The U.S. should have contacts with Russia, but the president should not be holding summit meetings with a despot.

© Grigory Dukor/Reuters

By Andrew C. McCarthy, National Review

Prior to President Trump’s dismal performance at Monday’s meeting with Russian despot Vladimir Putin, I expressed bafflement over his longstanding insistence that we need to have good relations with Moscow. This has never made sense to me. We have often done quite well, thank you very much, while having a strained modus vivendi with Moscow, even when it was the seat of a much more important power than today’s Russia.

[post_ads]It is not possible to have good relations with a thug regime unless one is willing to overlook and effectively ratify its thug behavior. Yet the widely perceived “need” to have good relations with Russia leads seamlessly to a second wrongheaded notion: It was appropriate, indeed essential, for the two leaders to meet at a ceremonial summit.

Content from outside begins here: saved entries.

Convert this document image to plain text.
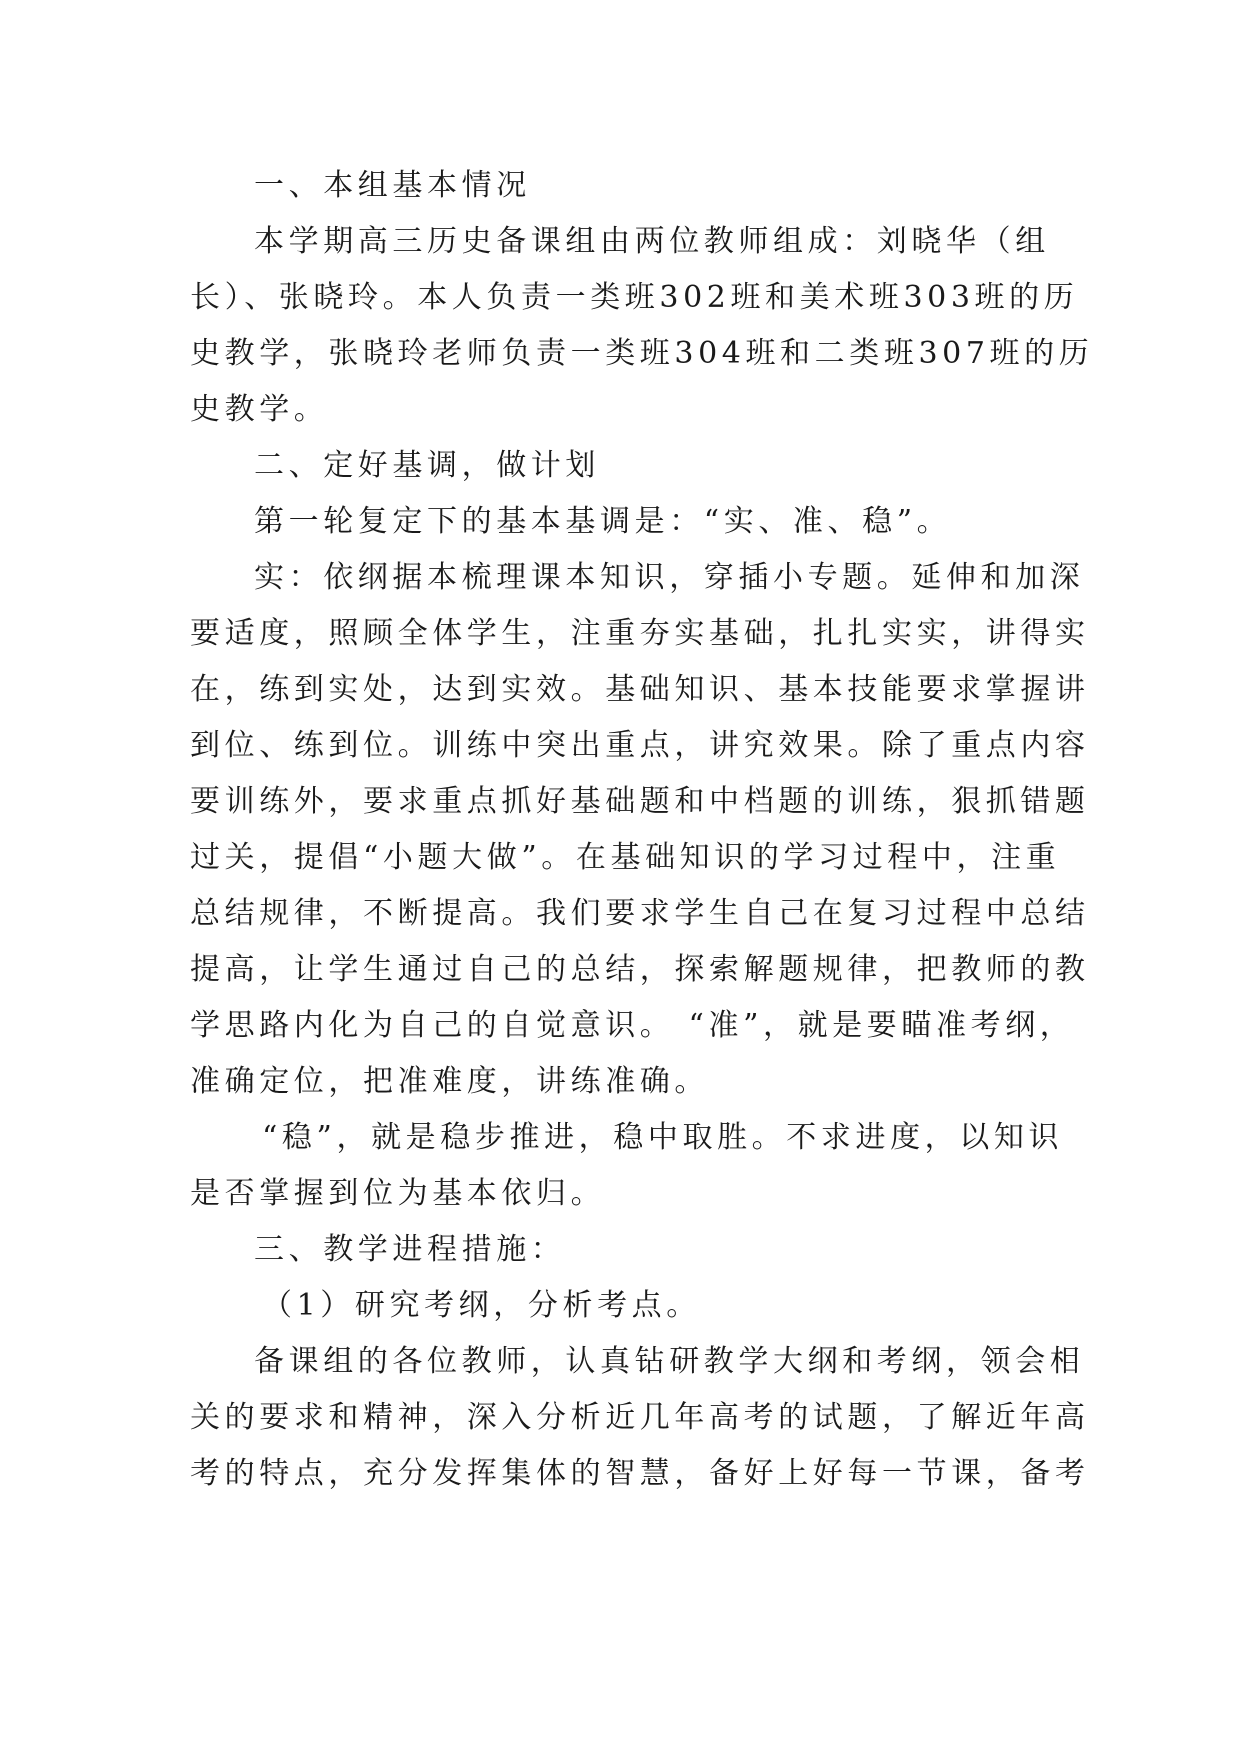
一、本组基本情况
本学期高三历史备课组由两位教师组成：刘晓华（组
长）、张晓玲。本人负责一类班302班和美术班303班的历
史教学，张晓玲老师负责一类班304班和二类班307班的历
史教学。
二、定好基调，做计划
第一轮复定下的基本基调是：“实、准、稳”。
实：依纲据本梳理课本知识，穿插小专题。延伸和加深
要适度，照顾全体学生，注重夯实基础，扎扎实实，讲得实
在，练到实处，达到实效。基础知识、基本技能要求掌握讲
到位、练到位。训练中突出重点，讲究效果。除了重点内容
要训练外，要求重点抓好基础题和中档题的训练，狠抓错题
过关，提倡“小题大做”。在基础知识的学习过程中，注重
总结规律，不断提高。我们要求学生自己在复习过程中总结
提高，让学生通过自己的总结，探索解题规律，把教师的教
学思路内化为自己的自觉意识。 “准”，就是要瞄准考纲，
准确定位，把准难度，讲练准确。
“稳”，就是稳步推进，稳中取胜。不求进度，以知识
是否掌握到位为基本依归。
三、教学进程措施：
（1）研究考纲，分析考点。
备课组的各位教师，认真钻研教学大纲和考纲，领会相
关的要求和精神，深入分析近几年高考的试题，了解近年高
考的特点，充分发挥集体的智慧，备好上好每一节课，备考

There is no need, nor is it desirable, for the president of the United States to give the dictator of the Kremlin the kind of prestigious spectacle Putin got in Helsinki. When I’ve made this point, as recently as Monday night in a panel on The Story, Martha MacCallum’s Fox News program, I’ve gotten pushback that, I respectfully suggest, misses the point.

The counterargument, premised on the fact that it is important for the United States and Russia to have dialogue, maintains that this dialogue must be conducted at the chief-executive-to-chief-executive level. There is, after all, a long history of such meetings, tracing back to FDR’s recognition of the Soviet Union in 1933 (only after, I would note, years of antagonistic relations following the October Revolution).

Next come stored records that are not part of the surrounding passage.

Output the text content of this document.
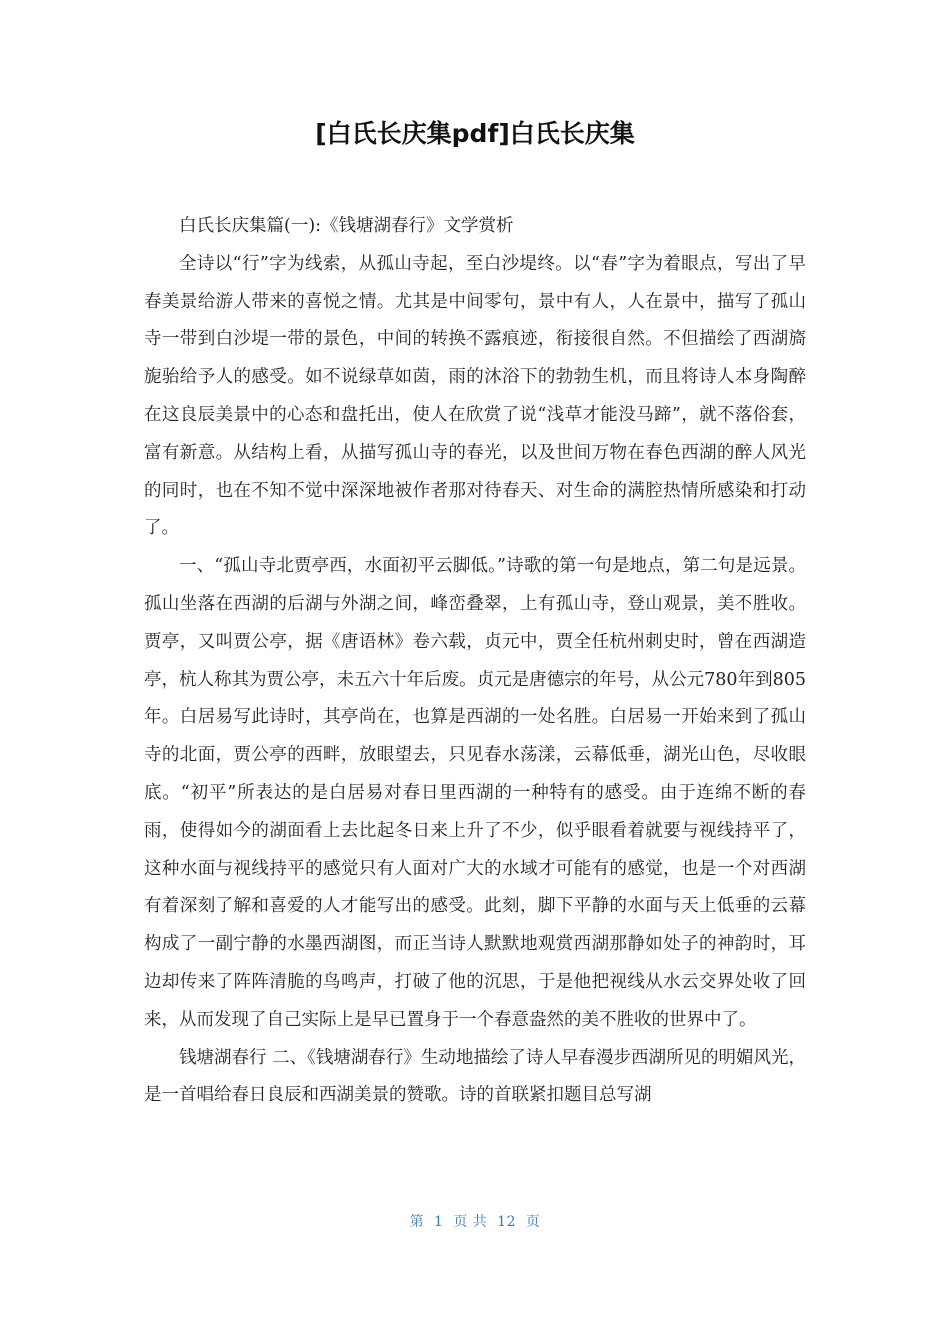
[白氏长庆集pdf]白氏长庆集

白氏长庆集篇(一):《钱塘湖春行》文学赏析

全诗以“行”字为线索，从孤山寺起，至白沙堤终。以“春”字为着眼点，写出了早春美景给游人带来的喜悦之情。尤其是中间零句，景中有人，人在景中，描写了孤山寺一带到白沙堤一带的景色，中间的转换不露痕迹，衔接很自然。不但描绘了西湖旖旎骀给予人的感受。如不说绿草如茵，雨的沐浴下的勃勃生机，而且将诗人本身陶醉在这良辰美景中的心态和盘托出，使人在欣赏了说“浅草才能没马蹄”，就不落俗套，富有新意。从结构上看，从描写孤山寺的春光，以及世间万物在春色西湖的醉人风光的同时，也在不知不觉中深深地被作者那对待春天、对生命的满腔热情所感染和打动了。

一、“孤山寺北贾亭西，水面初平云脚低。”诗歌的第一句是地点，第二句是远景。孤山坐落在西湖的后湖与外湖之间，峰峦叠翠，上有孤山寺，登山观景，美不胜收。贾亭，又叫贾公亭，据《唐语林》卷六载，贞元中，贾全任杭州刺史时，曾在西湖造亭，杭人称其为贾公亭，未五六十年后废。贞元是唐德宗的年号，从公元780年到805年。白居易写此诗时，其亭尚在，也算是西湖的一处名胜。白居易一开始来到了孤山寺的北面，贾公亭的西畔，放眼望去，只见春水荡漾，云幕低垂，湖光山色，尽收眼底。“初平”所表达的是白居易对春日里西湖的一种特有的感受。由于连绵不断的春雨，使得如今的湖面看上去比起冬日来上升了不少，似乎眼看着就要与视线持平了，这种水面与视线持平的感觉只有人面对广大的水域才可能有的感觉，也是一个对西湖有着深刻了解和喜爱的人才能写出的感受。此刻，脚下平静的水面与天上低垂的云幕构成了一副宁静的水墨西湖图，而正当诗人默默地观赏西湖那静如处子的神韵时，耳边却传来了阵阵清脆的鸟鸣声，打破了他的沉思，于是他把视线从水云交界处收了回来，从而发现了自己实际上是早已置身于一个春意盎然的美不胜收的世界中了。

钱塘湖春行 二、《钱塘湖春行》生动地描绘了诗人早春漫步西湖所见的明媚风光，是一首唱给春日良辰和西湖美景的赞歌。诗的首联紧扣题目总写湖

第  1  页 共  12  页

To be clear, I did not and do not take the position that the United States should not have contacts with Russia in areas of mutual concern, or that it should not defuse tensions lest they escalate into unnecessary confrontations between the world’s two dominant nuclear powers. But these communications channels have long existed. They range from diplomatic, military, intelligence, and even law-enforcement contacts all the way up to occasional phone calls between the heads of state, and even the odd sidelines conferral between leaders at this or that multilateral conference.

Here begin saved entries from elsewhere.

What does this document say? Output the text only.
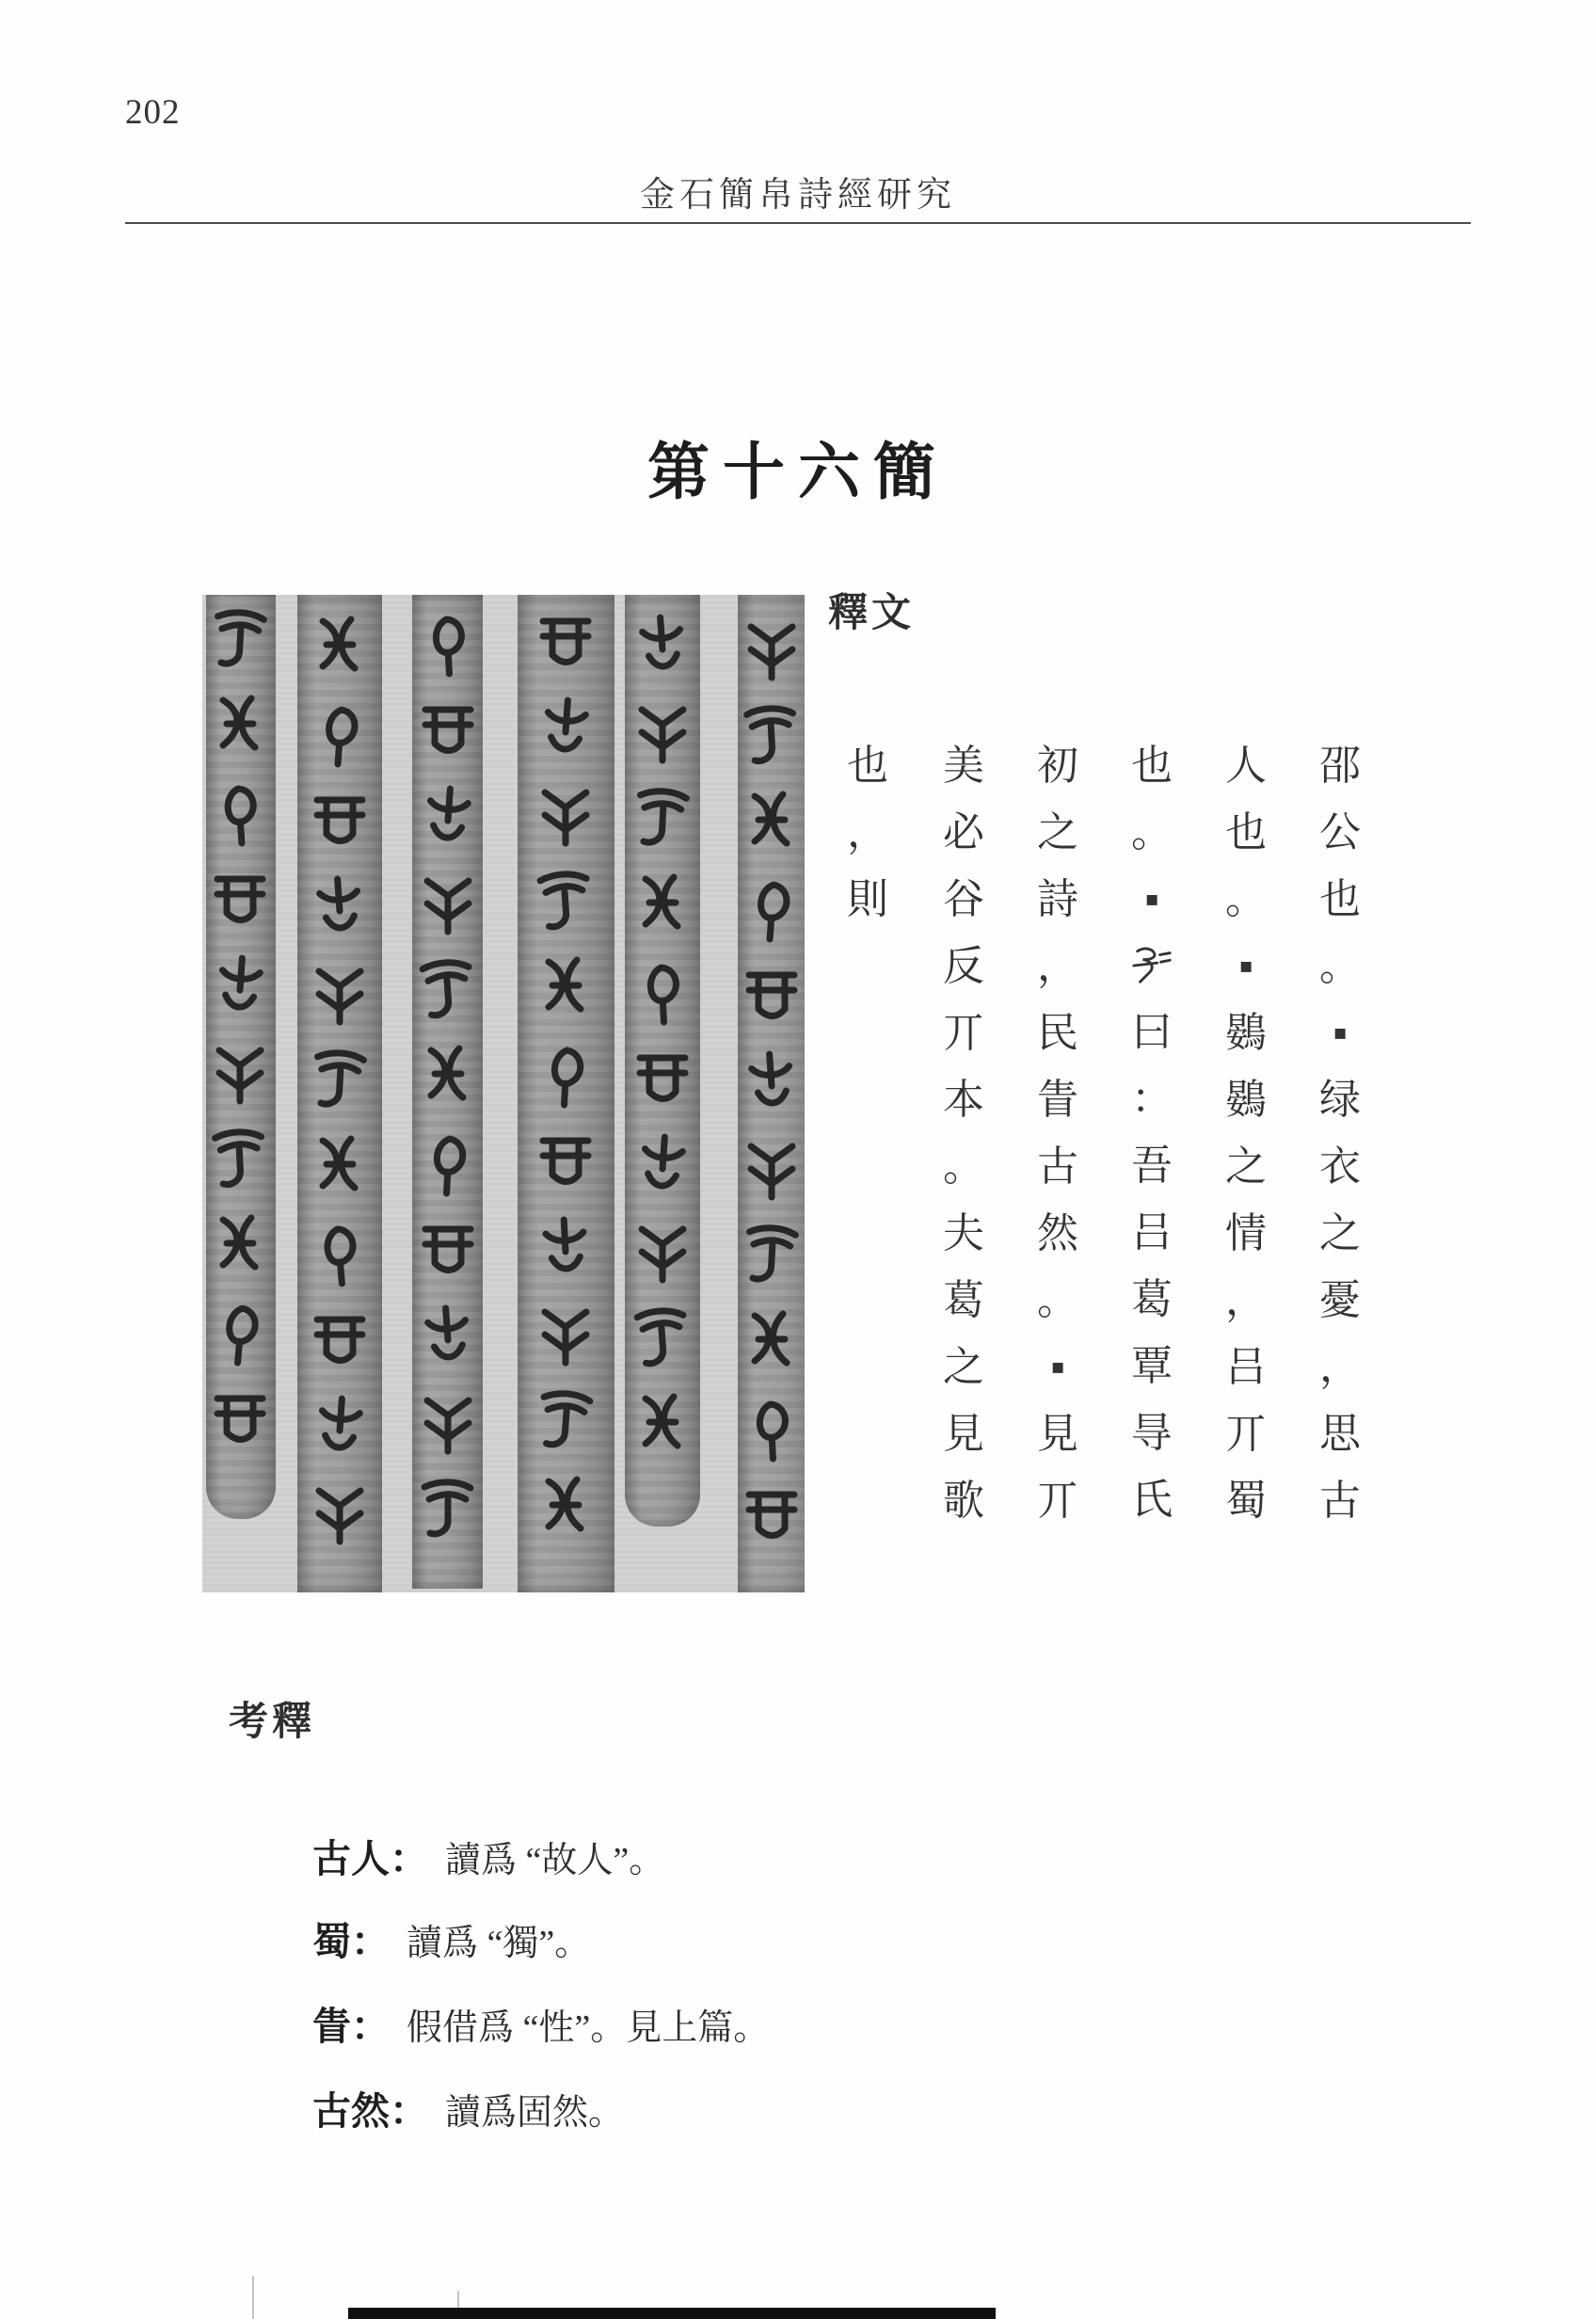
202
金石簡帛詩經研究
第十六簡
釋文
邵公也。▪绿衣之憂，思古
人也。▪鷃鷃之情，吕丌蜀
也。▪
曰：吾吕葛覃㝵氏
初之詩，民眚古然。▪見丌
美必谷反丌本。夫葛之見歌
也，則
考釋
古人： 讀爲 “故人”。
蜀： 讀爲 “獨”。
眚： 假借爲 “性”。見上篇。
古然： 讀爲固然。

The question, to the contrary, is whether the president of the United States should hold summit-style meetings with the Russian despot, complete with the pride, pomp, and circumstance of a glorious press conference, at which the two stand before the world as if they were amiable peers, trying their best to address the world’s problems.

We are no longer in the era of the Second World War, or even the Cold War. We are not in a ferocious global conflict in which a grudging alliance with Stalin’s Soviet Union makes sense (especially when the Russians are taking the vast majority of the casualties). Nor are we in a bipolar global order in which we are rivaled by a tyrannical Soviet empire. Modern Russia is a fading country. Yes, it has a worrisome nuclear stockpile, strong armed forces, and highly capable intelligence services; but these assets can scarcely obscure Russia’s declining population, pervasive societal dysfunction (high levels of drunkenness, disease, and unemployment), low life expectancy, and third-rate economy. Putin’s regime — more like a marriage of rulers and organized crime than a principled system of government — must terrorize its people to maintain its grip on power.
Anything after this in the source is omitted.